Yuri Gagarin est quand même un groupe un peu paresseux car depuis 2013 seules trois rondelles ont coulé sous les ponts. Et cinq (trop) longues années séparent "At The Center Of All Infinity" de "The Outskirts Of Reality". Nous étions même nombreux à nous demander si les Suédois se délesteraient un jour d'une nouvelle galette ! Mais la voici pourtant, habillée, encore une fois, d'un visuel de toute beauté. Le troisième album est généralement considéré comme une étape importante dans la carrière d'un groupe, d'autant plus lorsque son devancier, nonobstant de belles qualités, ne s'est pas tout à fait hissé au niveau du chef-d'œuvre originel.
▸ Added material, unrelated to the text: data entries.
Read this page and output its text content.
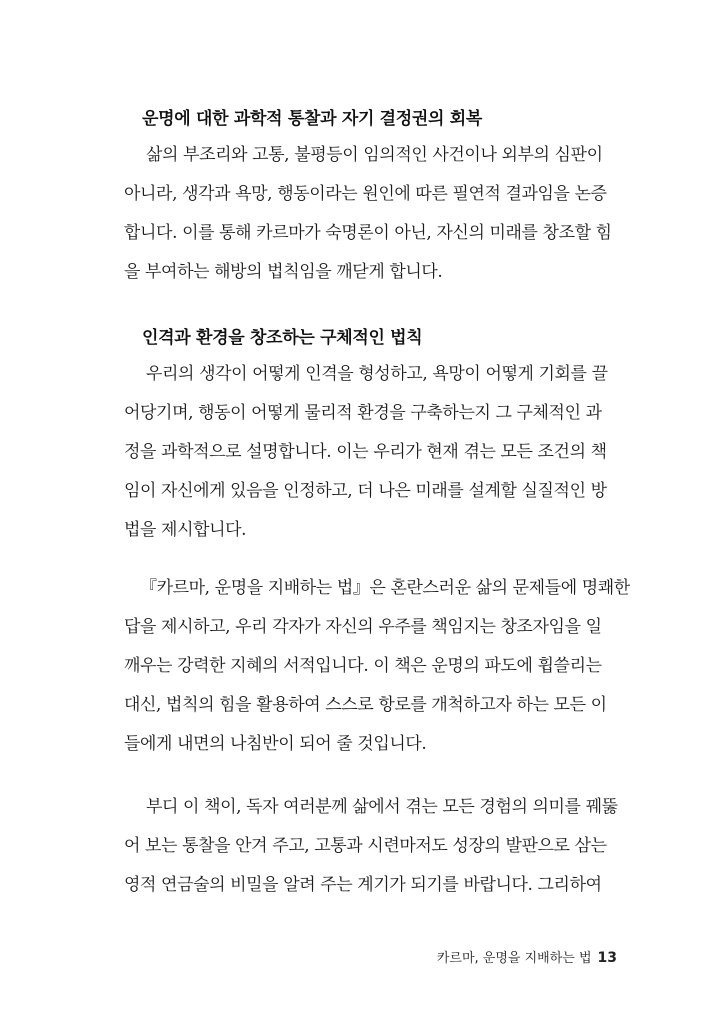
운명에 대한 과학적 통찰과 자기 결정권의 회복
삶의 부조리와 고통, 불평등이 임의적인 사건이나 외부의 심판이
아니라, 생각과 욕망, 행동이라는 원인에 따른 필연적 결과임을 논증
합니다. 이를 통해 카르마가 숙명론이 아닌, 자신의 미래를 창조할 힘
을 부여하는 해방의 법칙임을 깨닫게 합니다.
인격과 환경을 창조하는 구체적인 법칙
우리의 생각이 어떻게 인격을 형성하고, 욕망이 어떻게 기회를 끌
어당기며, 행동이 어떻게 물리적 환경을 구축하는지 그 구체적인 과
정을 과학적으로 설명합니다. 이는 우리가 현재 겪는 모든 조건의 책
임이 자신에게 있음을 인정하고, 더 나은 미래를 설계할 실질적인 방
법을 제시합니다.
『카르마, 운명을 지배하는 법』은 혼란스러운 삶의 문제들에 명쾌한
답을 제시하고, 우리 각자가 자신의 우주를 책임지는 창조자임을 일
깨우는 강력한 지혜의 서적입니다. 이 책은 운명의 파도에 휩쓸리는
대신, 법칙의 힘을 활용하여 스스로 항로를 개척하고자 하는 모든 이
들에게 내면의 나침반이 되어 줄 것입니다.
부디 이 책이, 독자 여러분께 삶에서 겪는 모든 경험의 의미를 꿰뚫
어 보는 통찰을 안겨 주고, 고통과 시련마저도 성장의 발판으로 삼는
영적 연금술의 비밀을 알려 주는 계기가 되기를 바랍니다. 그리하여
카르마, 운명을 지배하는 법 13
Nous en étions donc là avec Yuri Gagarin, auteur d'un premier jet orgasmique, véritable pierre angulaire d'un space rock à la fois lourd et stellaire auquel succéda un "At The Center Of All Infinity" au demeurant superbe quoique moins jubilatoire, son précieux suc caché dans les replis d'une intimité plus difficile d'accès. Qu’en est-il de "The Outskirts Of Reality" ? Commençons par les choses qui fâchent (un peu). Après cinq ans de silence et une attente interminable, nous aurions aimé déflorer une offrande plus étoffée, laquelle est par ailleurs mitée par un intermède ambient qui ne sert pas à grand-chose même si, par ses effluves cosmiques inquiétantes, il se glisse parfaitement dans ce programme spatial. Soulignons également la place en fin de parcours d'une piste au faux air de 'The Long Rip', qui constituait le point d'orgue du premier album et dont il semble n’être de prime abord qu'une simple resucée (nous y reviendrons). Ces menues réserves énumérées, reconnaissons que "The Outskirts Of Reality" ne déçoit pas.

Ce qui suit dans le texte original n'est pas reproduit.